Dulu waktu baru punya anak satu mungkin saya samalah seperti ibu-ibu muda yang laen, bapaknya pulang telat saya bisa marah besar, merasa seolah-olah bapaknya lebih mentingin pekerjaan ketimbang istri dan anak. Atau pernah juga hanya karena baju kerja yang sudah saya siapkan ehh taunya bapaknya memilih baju sendiri dan tidak memakai baju yang tadinya sudah saya pilihkan, saya ga terima... terus bukannya ngeloni istri kek.. anaknya kek...ini malah nonton bola sampe malem begadang ..waahh saya ngambek berat..cemburu.. .. dan jeleknya saya terkadang melampiaskan semua emosi itu ke anak, yang padahal ketika dia tidur aduuhh saya hanya mampu istighfar dan menyesal.

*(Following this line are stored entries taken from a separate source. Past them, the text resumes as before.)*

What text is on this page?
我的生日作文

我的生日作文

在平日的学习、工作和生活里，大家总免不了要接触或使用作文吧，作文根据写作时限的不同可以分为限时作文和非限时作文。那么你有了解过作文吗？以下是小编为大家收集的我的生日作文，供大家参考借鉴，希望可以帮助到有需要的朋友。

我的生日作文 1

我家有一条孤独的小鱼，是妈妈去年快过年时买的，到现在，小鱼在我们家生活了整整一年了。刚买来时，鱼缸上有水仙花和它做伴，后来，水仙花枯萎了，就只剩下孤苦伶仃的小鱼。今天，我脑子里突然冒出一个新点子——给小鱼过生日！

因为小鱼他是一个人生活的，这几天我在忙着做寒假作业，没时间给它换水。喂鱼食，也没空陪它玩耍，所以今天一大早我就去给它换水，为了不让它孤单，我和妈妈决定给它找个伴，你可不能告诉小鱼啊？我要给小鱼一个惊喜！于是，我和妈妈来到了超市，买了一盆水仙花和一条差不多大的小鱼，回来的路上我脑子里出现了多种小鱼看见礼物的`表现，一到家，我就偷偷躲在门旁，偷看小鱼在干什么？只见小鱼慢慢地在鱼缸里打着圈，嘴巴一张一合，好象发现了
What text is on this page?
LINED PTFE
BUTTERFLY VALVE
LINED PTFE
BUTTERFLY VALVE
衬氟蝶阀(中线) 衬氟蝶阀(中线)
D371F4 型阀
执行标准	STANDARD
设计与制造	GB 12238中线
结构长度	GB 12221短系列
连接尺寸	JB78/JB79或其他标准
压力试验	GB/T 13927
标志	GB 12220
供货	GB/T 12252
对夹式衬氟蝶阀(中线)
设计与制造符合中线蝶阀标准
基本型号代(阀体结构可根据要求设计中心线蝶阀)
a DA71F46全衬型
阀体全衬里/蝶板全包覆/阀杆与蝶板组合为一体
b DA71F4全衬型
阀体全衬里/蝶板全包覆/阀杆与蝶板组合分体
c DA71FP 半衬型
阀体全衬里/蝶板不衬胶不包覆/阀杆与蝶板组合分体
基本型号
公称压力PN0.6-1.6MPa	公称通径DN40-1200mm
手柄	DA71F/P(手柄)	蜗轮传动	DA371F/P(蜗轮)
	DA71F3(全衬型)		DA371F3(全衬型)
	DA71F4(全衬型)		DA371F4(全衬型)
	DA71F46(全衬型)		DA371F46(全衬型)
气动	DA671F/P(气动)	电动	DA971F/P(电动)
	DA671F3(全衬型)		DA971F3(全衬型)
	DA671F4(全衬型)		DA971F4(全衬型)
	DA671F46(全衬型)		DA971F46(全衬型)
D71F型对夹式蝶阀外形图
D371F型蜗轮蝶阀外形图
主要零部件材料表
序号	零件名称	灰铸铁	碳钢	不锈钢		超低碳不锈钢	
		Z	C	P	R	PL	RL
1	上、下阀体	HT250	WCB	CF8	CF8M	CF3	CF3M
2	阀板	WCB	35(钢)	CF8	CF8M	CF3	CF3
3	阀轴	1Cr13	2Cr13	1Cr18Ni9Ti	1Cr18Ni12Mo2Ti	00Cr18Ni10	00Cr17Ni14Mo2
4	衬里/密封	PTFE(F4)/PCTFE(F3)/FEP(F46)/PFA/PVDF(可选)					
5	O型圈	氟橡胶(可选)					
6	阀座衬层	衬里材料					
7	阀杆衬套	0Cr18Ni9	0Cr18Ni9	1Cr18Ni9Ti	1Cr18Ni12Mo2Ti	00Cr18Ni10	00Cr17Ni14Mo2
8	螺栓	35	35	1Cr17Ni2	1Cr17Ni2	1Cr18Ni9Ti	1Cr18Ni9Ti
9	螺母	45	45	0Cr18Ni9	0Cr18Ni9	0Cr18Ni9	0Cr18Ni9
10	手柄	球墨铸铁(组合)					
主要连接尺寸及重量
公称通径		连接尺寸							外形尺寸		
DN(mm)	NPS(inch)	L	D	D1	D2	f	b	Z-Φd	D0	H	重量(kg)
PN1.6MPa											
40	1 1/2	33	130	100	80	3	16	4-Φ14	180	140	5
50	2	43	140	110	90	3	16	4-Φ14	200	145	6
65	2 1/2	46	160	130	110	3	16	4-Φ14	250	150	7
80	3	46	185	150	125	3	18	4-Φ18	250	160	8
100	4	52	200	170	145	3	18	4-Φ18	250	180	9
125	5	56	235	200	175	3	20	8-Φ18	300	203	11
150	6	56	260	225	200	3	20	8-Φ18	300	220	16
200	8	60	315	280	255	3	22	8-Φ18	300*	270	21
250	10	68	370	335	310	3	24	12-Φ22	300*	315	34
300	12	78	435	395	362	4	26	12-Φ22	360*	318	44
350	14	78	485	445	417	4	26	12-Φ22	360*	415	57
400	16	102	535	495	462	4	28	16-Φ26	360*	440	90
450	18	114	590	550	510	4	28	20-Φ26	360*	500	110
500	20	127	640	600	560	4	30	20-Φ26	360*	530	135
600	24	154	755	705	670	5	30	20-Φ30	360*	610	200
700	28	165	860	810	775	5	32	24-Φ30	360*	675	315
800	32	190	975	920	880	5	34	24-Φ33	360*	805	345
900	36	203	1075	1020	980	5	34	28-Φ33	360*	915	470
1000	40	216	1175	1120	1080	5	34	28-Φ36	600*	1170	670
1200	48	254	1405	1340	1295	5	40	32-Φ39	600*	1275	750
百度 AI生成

Alhamdulillah seiring waktu dan bertambahnya anak-anak saya juga bisa meminimalkan rasa emosi yang akan muncul, apa bisa dikatakan saya bertambah dewasa atau kecerdasan emosi saya kian terasah..??? ahh kayaknya ga juga deeh..lah wong sekarang juga kadang-kadang saya masih suka iri dan sebel lihat bapaknya yang senyam-senyum sendiri dan berlama-lama fesbukan hehehe.........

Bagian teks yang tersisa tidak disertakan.